Joachim Bublath, „Maischberger“

Bei Maischbergers Talkrunde zum Thema „Ufos, Engel und Außerirdische“ traf Nina Hagen vor zehn Jahren auf Joachim Bublath. Der Physiker und Moderator von Wissenschaftssendungen konnte sich schließlich Hagens Theorien zum Teufel, der Aliens erschaffen habe und was das Alte Testament noch so alles unterschlagen hätte, nicht mehr anhören. „Ich will nicht unhöflich sein, aber ich gehe“, kommentierte er vergleichsweise bescheiden und verglich die Sendung mit einer Therapiesitzung.

Auch nach dem Abgang ihres Lieblings-Kontrahenten des Abends ließ sich die Sängerin am 30. Oktober 2007 nur mühsam in ihren wilden Beschimpfungen stoppen.
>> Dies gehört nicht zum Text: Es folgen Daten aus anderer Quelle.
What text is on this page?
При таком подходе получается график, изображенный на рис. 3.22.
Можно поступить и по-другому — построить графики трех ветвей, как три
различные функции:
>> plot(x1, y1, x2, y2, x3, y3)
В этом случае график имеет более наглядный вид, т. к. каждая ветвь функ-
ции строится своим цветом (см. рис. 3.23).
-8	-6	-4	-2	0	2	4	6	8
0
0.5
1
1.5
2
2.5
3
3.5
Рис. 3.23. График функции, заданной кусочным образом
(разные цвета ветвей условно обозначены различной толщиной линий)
Sandra Maischberger tadelte mütterlich: „Nina, das war nicht nett.“

Roland Kaiser, „Dall-As“

Dall-As hieß eine von Karl Dall moderierte einstündige Comedy-Talkshow, die zwischen 1985 und 1991 alle vierzehn Tage von RTL ausgestrahlt wurde. Dall trat darin bewusst schnodderig auf und beleidigte auch gerne mal seine Gäste. Roland Kaiser fand es allerdings weniger lustig, als Dall zu ihm sagte: „Na, sing schon mal, damit wir es hinter uns haben!“ Der Schlagersänger entschied sich gegen das Singen und für den Gang aus dem Studio.
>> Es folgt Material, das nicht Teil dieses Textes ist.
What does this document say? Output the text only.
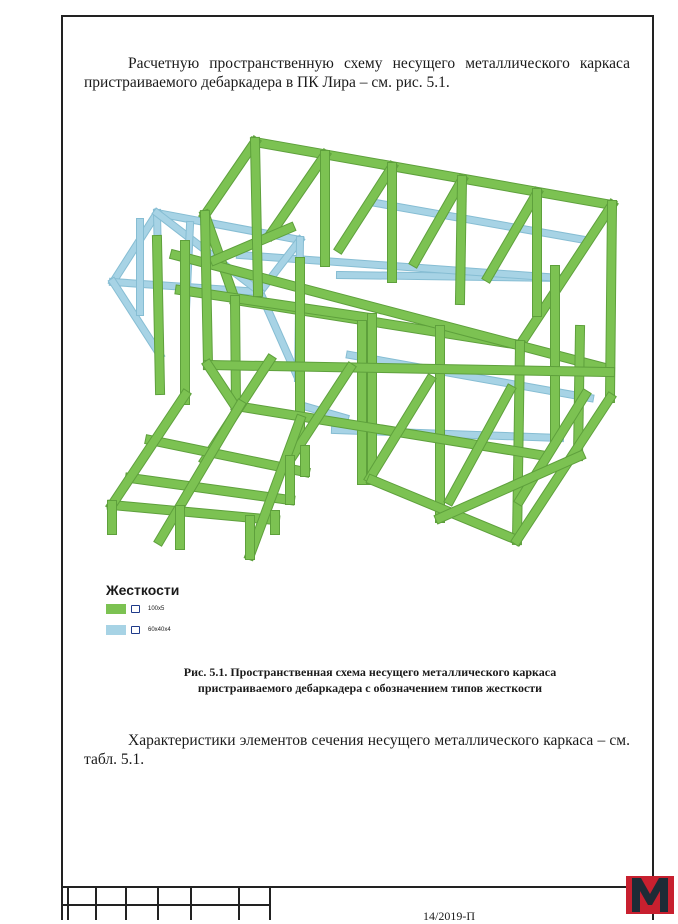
Расчетную пространственную схему несущего металлического каркаса пристраиваемого дебаркадера в ПК Лира – см. рис. 5.1.

Жесткости
100x5
60x40x4
Рис. 5.1. Пространственная схема несущего металлического каркаса
пристраиваемого дебаркадера с обозначением типов жесткости

Характеристики элементов сечения несущего металлического каркаса – см. табл. 5.1.

14/2019-П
Cherno Jobatey, „Zimmer frei!“

Mehrere Jahre lang lag die Folge der WDR-Kultsendung „Zimmer frei!“ mit Cherno Jobatey aus dem Februar 1999 im Giftschrank des Senders. Der WDR strahlte sie erst am 23. November 2003 aus. Die Moderatoren Götz Alsmann und Christine Westermann hatten ihren Gast mit diversen Anspielungen auf dessen frühere Legasthenie (mit Buchstabensuppe, ABC-Pflaster und Scrabble) so sehr verärgert, dass dieser vorübergehend das Studio verließ und sich anschließend nur widerwillig beteiligte. Anlässlich eines Rückblicks in der Ausgabe vom 4. März 2012 ließen Alsmann und Westermann erstmals eine Entschuldigung hierfür anklingen: Man habe sich „nicht mit Ruhm bekleckert“.

Campino, „3 nach 9“

Auch Berufsjugendliche lassen sich nicht alles gefallen: Bei „3 nach 9“ räumte Tote Hosen-Chef Campino das Feld, nachdem die Schauspielerin Maria Schell über die Jugend geschimpft hatte ( „Was übrigens eine Krankheit unserer Jugend ist: dass sie sich zu wenig interessiert. Sie interessieren sich zu wenig für Politik oder irgendwelche Dinge. Sie interessieren sich gar nicht für die Älteren.“) Campino nannte die Äußerungen Bullshit und warf Schell Intoleranz vor. Maria Schell verteidigt sich, sie lerne am meisten von der Jugend. „Ich find's wunderbar. Ich kenn' sogar die Tote Hose.“ Der Musiker ließ sich irgendwann zu dem Spruch „Ich hab' auf jeden Fall keine nekrophilen Kampfgelüste“ hinreißen, entschuldigte sich dann („private Probleme“), nestelte sein Mikro vom grässlichen 90er-Pulli – und verließ das Studio.

Bernd Lucke bei „Studio Friedman“

Der AfD-Gründer verließ nach nur elf Minuten wütend die Sendung „Studio Friedman“, um sich vor weiteren Fragen rund um das Thema Rassismus zu drücken. Friedmans beharrliches Nachhaken, ob Bernd Lucke hinter einer umstrittenen Aussage seiner Parteikollegin Beatrix von Storch stehe, brachte ihn in Bedrängnis.

Die damalige Kandidatin seiner Partei für die Europawahl behauptete: „Multikulti hat die Aufgabe, die Völker zu homogenisieren und damit religiös und kulturell auszulöschen.“ Sein Abgang war zwar kein Eklat im Live-Fernsehen, aber „N24“ strahlte die Sendung am 27. Februar 2014 mit Manuel Sarrazin von den Grünen als einzigem Gast trotzdem aus. Lucke verließ später die AfD.

Eva Herman , Johannes B. Kerner

Der einzige unfreiwillige Abgang in dieser Aufstellung geht an Eva Herman, denn die wurde 9. Oktober 2007 von Johannes B. Kerner aus seiner Sendung geworfen. Und das kam wenig überraschend: Einen Monat vorher hatte der NDR Herman gekündigt, nachdem sie in ihrem Buch „Das Prinzip Arche Noah“ die Familienpolitik während des Nationalsozialismus thematisiert hatte – in einer Weise, die als zustimmend gewertet werden konnte. In Kerners Sendung wollte sich Herman nicht so recht von ihren Aussagen distanzieren. Deshalb bat der Gastgeber die Moderatorin zu gehen, was sie auch tat.